Summary: Words are powerful. Some can lead you to success. Others will get in the way and keep you stuck in old, outdated behavior patterns. Be careful of the two vital words discussed here.
Dear Dr. Sylvia,
I resolved to communicate more effectively this year. Time is moving quickly, and I still feel I will never get a handle on communicating to collaborate.
I know you have a webinar titled “Communicate to Captivate.” I don’t want to captivate; I want to collaborate.
However, in writing this, I think you may be on to something. Perhaps first, you need to captivate to collaborate.
As the director of a creative team in the beauty industry, I want some direction on changing my words for the better.
Careful, once words are out of your mouth, they belong to others
It often feels impossible. Words, once out of a person’s mouth, have wings. They no longer belong to who said them.
They can be helpful or hurtful.
I seem stuck in the hurtful.
My team is floundering, and we have much work to do together.
Can you please help?
Communication skills are vital for success in all relationships.
Dear Going Silent,
The best ways to communicate to captivate and collaborate are significant areas for all of us: leaders, followers, elders, and youth.
Let me offer a story from one of the companies where I am an executive coach.
Meet Carole and Brad.
Carole was a great collaborator. In most situations at work, she was eager, fun, and creative. However, she had one constant complaint. It was about Brad. The problem was they were on the same team, and she had to find a way to work with him.
Her complaint about Brad? “He always,” so she would say in frustration, “He always has to have the last word.”
The tendency to complain is heightened when we feel discounted.
Her other complaint is, “He never asks her questions, only tells his opinion.”
And then she would top it off with, “I could never report to a jerk like him.”
Brad, well, he had similar issues with Carole. “Hey,” he would shrug. “You can never count on her to listen. She always has to have the upper hand. You can never win with her.”

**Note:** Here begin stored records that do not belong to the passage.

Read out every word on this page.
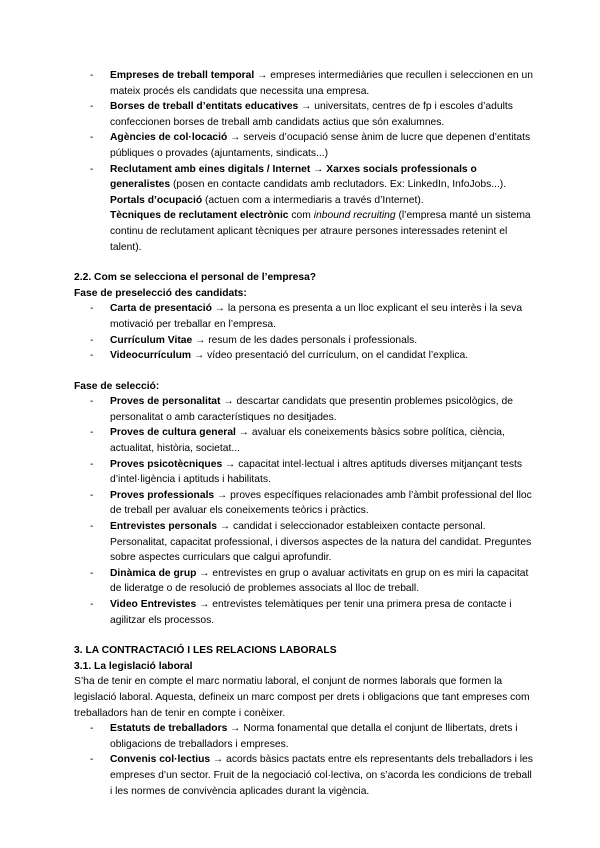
- Empreses de treball temporal → empreses intermediàries que recullen i seleccionen en un mateix procés els candidats que necessita una empresa.
- Borses de treball d’entitats educatives → universitats, centres de fp i escoles d’adults confeccionen borses de treball amb candidats actius que són exalumnes.
- Agències de col·locació → serveis d’ocupació sense ànim de lucre que depenen d’entitats públiques o provades (ajuntaments, sindicats...)
- Reclutament amb eines digitals / Internet → Xarxes socials professionals o generalistes (posen en contacte candidats amb reclutadors. Ex: LinkedIn, InfoJobs...). Portals d’ocupació (actuen com a intermediaris a través d’Internet).
Tècniques de reclutament electrònic com inbound recruiting (l’empresa manté un sistema continu de reclutament aplicant tècniques per atraure persones interessades retenint el talent).
2.2. Com se selecciona el personal de l’empresa?
Fase de preselecció des candidats:
- Carta de presentació → la persona es presenta a un lloc explicant el seu interès i la seva motivació per treballar en l’empresa.
- Currículum Vitae → resum de les dades personals i professionals.
- Videocurrículum → vídeo presentació del currículum, on el candidat l’explica.
Fase de selecció:
- Proves de personalitat → descartar candidats que presentin problemes psicològics, de personalitat o amb característiques no desitjades.
- Proves de cultura general → avaluar els coneixements bàsics sobre política, ciència, actualitat, història, societat...
- Proves psicotècniques → capacitat intel·lectual i altres aptituds diverses mitjançant tests d’intel·ligència i aptituds i habilitats.
- Proves professionals → proves específiques relacionades amb l’àmbit professional del lloc de treball per avaluar els coneixements teòrics i pràctics.
- Entrevistes personals → candidat i seleccionador estableixen contacte personal. Personalitat, capacitat professional, i diversos aspectes de la natura del candidat. Preguntes sobre aspectes curriculars que calgui aprofundir.
- Dinàmica de grup → entrevistes en grup o avaluar activitats en grup on es miri la capacitat de lideratge o de resolució de problemes associats al lloc de treball.
- Video Entrevistes → entrevistes telemàtiques per tenir una primera presa de contacte i agilitzar els processos.
3. LA CONTRACTACIÓ I LES RELACIONS LABORALS
3.1. La legislació laboral
S’ha de tenir en compte el marc normatiu laboral, el conjunt de normes laborals que formen la legislació laboral. Aquesta, defineix un marc compost per drets i obligacions que tant empreses com treballadors han de tenir en compte i conèixer.
- Estatuts de treballadors → Norma fonamental que detalla el conjunt de llibertats, drets i obligacions de treballadors i empreses.
- Convenis col·lectius → acords bàsics pactats entre els representants dels treballadors i les empreses d’un sector. Fruit de la negociació col·lectiva, on s’acorda les condicions de treball i les normes de convivència aplicades durant la vigència.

“And,” He would add with a sigh, “She never asks questions. She only tells you what to do. What a bummer. I can never win with her.”
However, Brad said, “I would like to find a new way to talk with her. Maybe we can find a better way to communicate.”
Brad was, at least, willing to look at new ways with words.
To which Carole would say to friends, “It will never happen!”
Personality conflict? Of course!
People’s conflicts have a basis in poor communication skills.
However, it goes beyond their personalities. They stay stuck in the familiar world of “Always “and “Never.” They are stuck with words that deflate and defeat even the best relationships.
These are two of the most destructive words you can use, mainly because they shut down the route to possibilities for interpersonal collaboration.
Think about where you use these two words.
Where do you “always,” and where do you “never?”
I bet you’ve heard these words, like poison arrows shot at you since you were a kid. Stuff like “You never do what I tell you” from a parent. Or, “You always have to show off in front of my friends” from a sibling.
What do these words do?
Words can heal, words can hurt, and YOU Choose.
They set up a power battle. Sadly, a power battle is impossible to win long term, set up so the other person must prove to you that you’re mistaken. Or, they will feel defeated, and a barrier is created that cuts off honest communication.
The words always and never create antagonism.
Here’s what you can do. Filter before you speak. Just about everything in life is fluid and can change. Even the most offensive of relationships has the power to be redirected with good intentions.
Rather than make the “always” and “never” claims, use words like “often,” “regularly,” or habitually” when you want to point out a frustration.
Give room for a response. Ask, don’t tell.
In our fast-paced world, it’s best to slow down and ask rather than tell
Most of us habitually were put into that very small “always” or “never” room when we received a time-out as a kid. The discomfort of those words stays with us even when we are strong, competent adults. Often, there is a natural tendency to feel a sense of shame, frustration, or defeat, and conversation shuts down.
Dale Carnegie, author of the well-known book “How To Make Friends And Influence People,” suggests that “90 percent of all management problems are caused by miscommunication.” Notice he didn’t say “always.” He left some room for other possibilities.
And here’s what happened with Brad and Carole.
Brad was promoted and became Carole’s boss.
Stay out of the always and never trap. Hint, it’s always a trap.
And Carole proved herself right. She soon left the company because she could never report to a jerk like Brad. And guess what? In her next job, there was another Brad. She’s now looking for a new job. Want to hire her?
In summary, be like Brad, willing to look for new communication methods. Don’t be like Carole, where old models of “always” AND “never” will keep you stuck. Explore and experiment.